Inductive program synthesis is usually known as Inductive Programming (IP), of which Inductive Logic Programming (ILP) is a sub-field. That is, in general the technique is not limited to logic program synthesis or to synthesizers written in a logic programming language (nor both are limited to "..automatic demonstration or language/taxonomy learning").
IP is often deterministic (but there are exceptions): starts from an incomplete specification (such as example input/output pairs) and use that to constraint the search space of likely programs satisfying such specification and then to test it (generate-and-test approach) or to directly synthesize a program detecting recurrences in the given examples, which are then generalized (data-driven or analytical approach). The process as a whole is essentially statistical induction/inference - i.e. considering what to include into the incomplete specification is akin to random sampling.
Generate-and-test and data-driven/analytical§ approaches can be quite fast, so both are promising (even if only little synthesized programs are demonstrated in public until now), but generate-and-test (like GP) is embarrassingly parallel and then notable improvements (scaling to realistic program sizes) can be expected. But note that Incremental Inductive Programming (IIP)§, which is inherently sequential, has demonstrated to be orders of magnitude more effective of non-incremental approaches.
§ These links are directly to PDF files: sorry, I am unable to find an abstract.
Programming by Demonstration (PbD) and Programming by Example (PbE) are end-user development techniques known to leverage inductive program synthesis practically.
Deductive program synthesis start with a (presumed) complete (formal) specification (logic conditions) instead. One of the techniques leverage automated theorem provers: to synthesize a program, it constructs a proof of the existence of an object meeting the specification; hence, via Curry-Howard-de Bruijn isomorphism (proofs-as-programs correspondence and formulae-as-types correspondence), it extracts a program from the proof.
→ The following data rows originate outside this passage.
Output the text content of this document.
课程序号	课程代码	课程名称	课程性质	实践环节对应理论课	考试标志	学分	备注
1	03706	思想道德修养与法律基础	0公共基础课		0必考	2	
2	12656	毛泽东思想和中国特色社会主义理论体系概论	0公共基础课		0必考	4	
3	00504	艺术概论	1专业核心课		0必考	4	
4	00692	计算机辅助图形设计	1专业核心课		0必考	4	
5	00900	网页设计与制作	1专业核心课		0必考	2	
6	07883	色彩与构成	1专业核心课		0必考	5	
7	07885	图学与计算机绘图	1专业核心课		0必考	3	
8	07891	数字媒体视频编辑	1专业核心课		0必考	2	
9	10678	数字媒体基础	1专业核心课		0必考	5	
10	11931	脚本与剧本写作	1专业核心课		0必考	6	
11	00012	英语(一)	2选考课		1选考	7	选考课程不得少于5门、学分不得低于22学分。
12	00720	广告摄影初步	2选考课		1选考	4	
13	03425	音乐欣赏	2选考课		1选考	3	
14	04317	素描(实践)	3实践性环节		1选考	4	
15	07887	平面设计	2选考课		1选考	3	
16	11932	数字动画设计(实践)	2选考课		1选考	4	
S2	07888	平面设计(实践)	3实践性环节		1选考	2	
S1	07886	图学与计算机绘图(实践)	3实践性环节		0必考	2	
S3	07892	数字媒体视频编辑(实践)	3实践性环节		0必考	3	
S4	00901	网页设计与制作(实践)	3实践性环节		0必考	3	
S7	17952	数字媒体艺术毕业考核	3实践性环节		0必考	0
Other variants include the use of constraint solving and deductive composition of subroutine libraries.
In my opinion inductive and deductive synthesis in practice are attacking the same problem by two somewhat different angles, because what constitute a complete specification is debatable (besides, a complete specification today can become incomplete tomorrow - the world is not static).
When (if) these techniques (self-improvement/adaptation and program synthesis) will mature, they promise to rise the amount of automation provided by declarative programming (that such setting is to be considered "programming" is sometimes debated): we will concentrate more on Domain Engineering and Requirements Analysis and Engineering than on software manual design and development, manual debugging, manual system performance tuning and so on (possibly with less accidental complexity compared to that introduced with current manual, not self-improving/adapting techniques). This will also promote a level of agility yet to be demonstrated by current techniques.